160 Ky. 453 | Ky. Ct. App. | 1914
Affirming.
Appellant sued to recover $2,500 damages for an injury to his foot from which he suffered great pain, and underwent three surgical operations, and lost many weeks ’ time. He says that at the time he was in the employ of the defendant, residing with his family in one of its houses, and boarding work-hands in the employ of defendant.
“That on the morning of the 8th of August, 1912, early in the morning, the plaintiff went to a pump nearby to get a bucket of water for the use' of the family. and the work-hands he was boarding, and in traveling the regular passway from his house to the said pump he struck his right foot, on the top of the foot, against a nail that had been driven in a piece of timber that was lying in said passway, and which nail was unseen by him at the time, thereby greatly injuring his said foot and causing him much pain, * * * .
“Plaintiff says said injury was caused by the carelessness and negligence of the defendant, its servants and employes in this: That prior to the said injury the employes and servants of defendant had been erecting for defendant miners’ houses, and repairing the houses; that a piece of timber that had been used as a brace in erecting and building had been thrown by some of the employes on the ground in the passway, leading to the house plaintiff then lived in to the pump mentioned above, and left there with the nail in it, but bent so as to not be readily observed; and while passing along the way to the pump aforesaid for the purpose of getting a bucket of water, the plaintiff struck his foot as aforementioned against said nail with great force and the said nail penetrated his foot to the bone, causing the injury, * * * That said piece of timber with nails in it as aforesaid was negligently and carelessly left in the pass-way aforesaid by the employes and servants of defendant ; that same could have been removed before said injury, and defendant, its employes and servants aforesaid, had a reasonable time after the same was thrown and left where it was and before said injury to have removed the same; that it was necessary for the plaintiff and it was the regular and usual way to travel and walk along this passway from the house where he was then living to said pump to obtain water for household use. ’ ’
To this petition as amended the lower court sustained-demurrer, and the plaintiff, refusing to plead further, appeals.
It is difficult to understand whether the ‘ action is predicated upon the relation of master and servant, or landlord and tenant, or upon the idea that plaintiff was a licensee.
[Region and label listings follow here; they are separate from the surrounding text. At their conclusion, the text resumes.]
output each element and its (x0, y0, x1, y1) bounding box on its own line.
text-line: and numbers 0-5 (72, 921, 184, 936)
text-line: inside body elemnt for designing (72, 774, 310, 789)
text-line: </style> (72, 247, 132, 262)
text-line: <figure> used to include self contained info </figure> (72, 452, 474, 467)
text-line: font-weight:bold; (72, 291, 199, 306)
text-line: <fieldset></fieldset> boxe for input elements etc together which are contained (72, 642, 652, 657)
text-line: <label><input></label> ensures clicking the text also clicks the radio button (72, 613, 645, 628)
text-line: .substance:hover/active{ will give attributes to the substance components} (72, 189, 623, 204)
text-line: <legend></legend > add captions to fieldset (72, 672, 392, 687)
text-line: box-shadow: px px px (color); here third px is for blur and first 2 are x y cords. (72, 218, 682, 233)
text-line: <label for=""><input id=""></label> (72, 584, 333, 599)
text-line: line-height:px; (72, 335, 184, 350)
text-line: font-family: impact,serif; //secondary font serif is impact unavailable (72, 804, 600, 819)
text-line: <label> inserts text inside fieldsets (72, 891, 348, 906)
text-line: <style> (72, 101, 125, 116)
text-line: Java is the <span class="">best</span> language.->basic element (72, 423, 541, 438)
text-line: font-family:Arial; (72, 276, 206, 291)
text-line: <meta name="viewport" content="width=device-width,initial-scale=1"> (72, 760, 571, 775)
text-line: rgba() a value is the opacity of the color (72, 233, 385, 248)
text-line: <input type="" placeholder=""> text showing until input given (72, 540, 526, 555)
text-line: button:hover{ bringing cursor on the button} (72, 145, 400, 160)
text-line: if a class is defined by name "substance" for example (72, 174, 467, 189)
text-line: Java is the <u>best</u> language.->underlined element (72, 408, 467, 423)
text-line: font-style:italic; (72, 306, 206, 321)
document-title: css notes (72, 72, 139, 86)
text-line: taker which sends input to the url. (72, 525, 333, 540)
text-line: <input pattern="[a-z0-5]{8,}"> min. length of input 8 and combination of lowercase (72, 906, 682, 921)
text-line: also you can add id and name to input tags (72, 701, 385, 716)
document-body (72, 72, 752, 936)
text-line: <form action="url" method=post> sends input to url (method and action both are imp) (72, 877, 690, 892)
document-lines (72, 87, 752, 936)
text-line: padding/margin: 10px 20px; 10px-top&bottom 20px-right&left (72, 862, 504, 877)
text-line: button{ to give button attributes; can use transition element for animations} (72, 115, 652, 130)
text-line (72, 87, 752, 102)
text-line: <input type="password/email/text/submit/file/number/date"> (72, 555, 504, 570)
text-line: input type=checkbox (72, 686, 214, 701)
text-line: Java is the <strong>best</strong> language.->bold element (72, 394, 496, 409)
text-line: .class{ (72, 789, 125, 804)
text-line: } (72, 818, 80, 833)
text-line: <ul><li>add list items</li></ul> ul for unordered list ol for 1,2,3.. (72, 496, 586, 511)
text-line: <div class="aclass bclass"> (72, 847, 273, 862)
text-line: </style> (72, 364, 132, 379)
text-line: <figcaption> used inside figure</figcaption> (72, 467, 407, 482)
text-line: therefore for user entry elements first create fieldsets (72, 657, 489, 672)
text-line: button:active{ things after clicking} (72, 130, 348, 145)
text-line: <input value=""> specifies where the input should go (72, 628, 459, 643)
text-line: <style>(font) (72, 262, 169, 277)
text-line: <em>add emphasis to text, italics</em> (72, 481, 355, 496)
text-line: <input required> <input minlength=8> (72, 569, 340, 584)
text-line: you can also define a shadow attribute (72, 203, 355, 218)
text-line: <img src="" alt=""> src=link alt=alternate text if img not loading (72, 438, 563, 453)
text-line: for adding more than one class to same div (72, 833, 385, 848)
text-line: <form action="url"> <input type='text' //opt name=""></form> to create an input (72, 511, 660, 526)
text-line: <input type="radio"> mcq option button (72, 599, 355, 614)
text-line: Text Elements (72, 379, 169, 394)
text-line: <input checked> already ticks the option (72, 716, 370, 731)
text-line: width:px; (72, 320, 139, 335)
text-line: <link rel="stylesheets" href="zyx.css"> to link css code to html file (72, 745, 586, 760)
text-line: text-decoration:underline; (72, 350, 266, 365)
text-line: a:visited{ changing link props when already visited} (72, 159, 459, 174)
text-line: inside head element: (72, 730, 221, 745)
It is alleged that he was in the employ of defendant, but it is not shown that it was any part of his employment to carry water. We are informed by appellant’s brief that the action “does not go upon the theory that he was in the employ of the appellee at the time of the injury.” If the action is based on the duty of the property owner to tenants or licensees, then the petition is fatally defective, because it does not show that the appellee owned or had any manner of control over the well, pump, or passway where the appellant received his injury. With reference to ownership and control, the petition is silent except that the house wherein he lived belonged to appellee. He does not charge that the appellee knew that the piece of timber or the nail was in the passway, or was a source of danger to any one, or that by the exercise of ordinary care it might have known it.
We are, therefore, of the opinion that the lower court properly sustained the demurrer, and the judgment is affirmed.